Auch den Buchhandlungen tut man keinen Gefallen, denn man hat sich offenbar keine Mühe gegeben, auf dem weiten Feld der möglichen literarischen Auszeichnungen eine Lücke zu finden, die es wert wäre, gefüllt zu werden. Üblicherweise werden hier mit viel Arbeits-, Lese- und Denkeinsatz bei knappen finanziellen Mitteln von kundigen Menschen Literaturpreise verliehen, die glaubwürdig sind und eine Wirkung entfalten.

Diejenigen, die sich für bestehende Preise engagieren, ob als Preisstifter, Jurymitglieder oder Buchhändler, müssen sich düpiert fühlen.

Deswegen  fällt es schwer, die Meldung nicht für einen verspäteten Aprilscherz zu halten, denn das Preisbuch soll tatsächlich „über den Wolken unterwegs“ sein und später „ins All geschossen werden“. Als hätten wir nicht heute schon genug Sorgen wegen des vielen Weltraumschrotts …

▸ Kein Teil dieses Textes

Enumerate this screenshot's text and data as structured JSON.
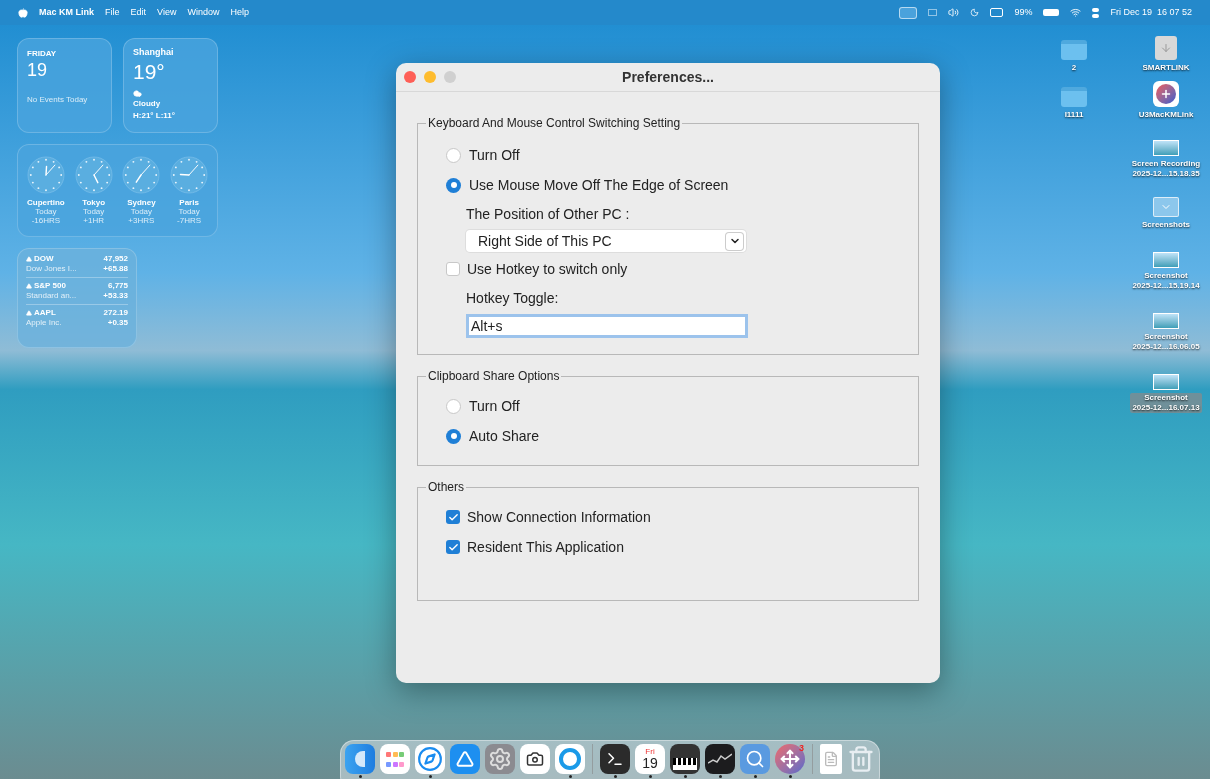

… und zu wenig Mittel für sinnvoll konstruierte Kinderbuchpreise?

Wenn man etwas Neues schaffen will, muss man unerwartete Wege gehen,

… bisher geht das oft nach der Methode „Wir bilden einen Arbeitskreis, und in drei Jahren haben wir herausgefunden, warum wir uns nicht einig sind.“ Und wenn jetzt eine neue Initiative kommt, dann passt das auch nicht?

Aber es gibt einen Börsenverein, der vermutlich bereit wäre, nach dem erfolgreichen „Deutschen Buchpreis“ und dem hoffnungsvoll gestarteten „Deutschen Sachbuchpreis“ auch einen „Deutschen Kinderbuchpreis“ zu konzipieren und zu etablieren. Und es gibt viele Köpfe in der Branche, die mit Herz und Hirn, mit Erfahrung und Energie dabei sein würden, neue Formen der Förderung insbesondere von Nachwuchs-Autoren zu erproben. Die Zeitfracht-Eigner könnten für solche Aktivitäten ein willkommener und unverdächtiger Sponsor sein.

Die Fragen stellte Christian von Zittwitz

Ulrich Störiko-Blume

Ulrich Störiko-Blume betreibt die ProjektAgentur in München, die seit 2015 Manuskripte an Kinder- und Jugendbuchverlage vermittelt. Seine Kenntnisse und Erfahrungen hat er als Lektor und Verlagsleiter in bekannten Kinder- und Jugendbuchverlagen sowie in einschlägigen Verbänden der Branche gesammelt. Er hält Vorträge, schreibt Artikel in Fachzeitschriften und wirkt als Dozent am Zentrum für Buchwissenschaft der Ludwig-Maximilians-Universität München. Im Juni erscheint sein Buch »Kinder- und Jugendbuchverlage – Macher, Märkte, Medien« in der Reihe buch & medien im Bramann Verlag.

Kommentare (1)
  1. Nicht zu vergessen: Es gibt den Deutschen Jugendliteraturpreis, der sich zum Ziel gesetzt hat, auch in diesem Rahmen das beste Kinderbuch eines Jahrgangs zu küren. Wobei das Preisgeld zwischen utor:in, Illustrator:in und gegebenfalls Übersetzer:in geteilt werden. Und die vier Kinder- und Jugendbuchstipendien des Deutschen Literaturfonds nicht zu vergessen. Braucht es da wirklich noch einen Deutschen Kinderbuchpreis des Börsenvereins?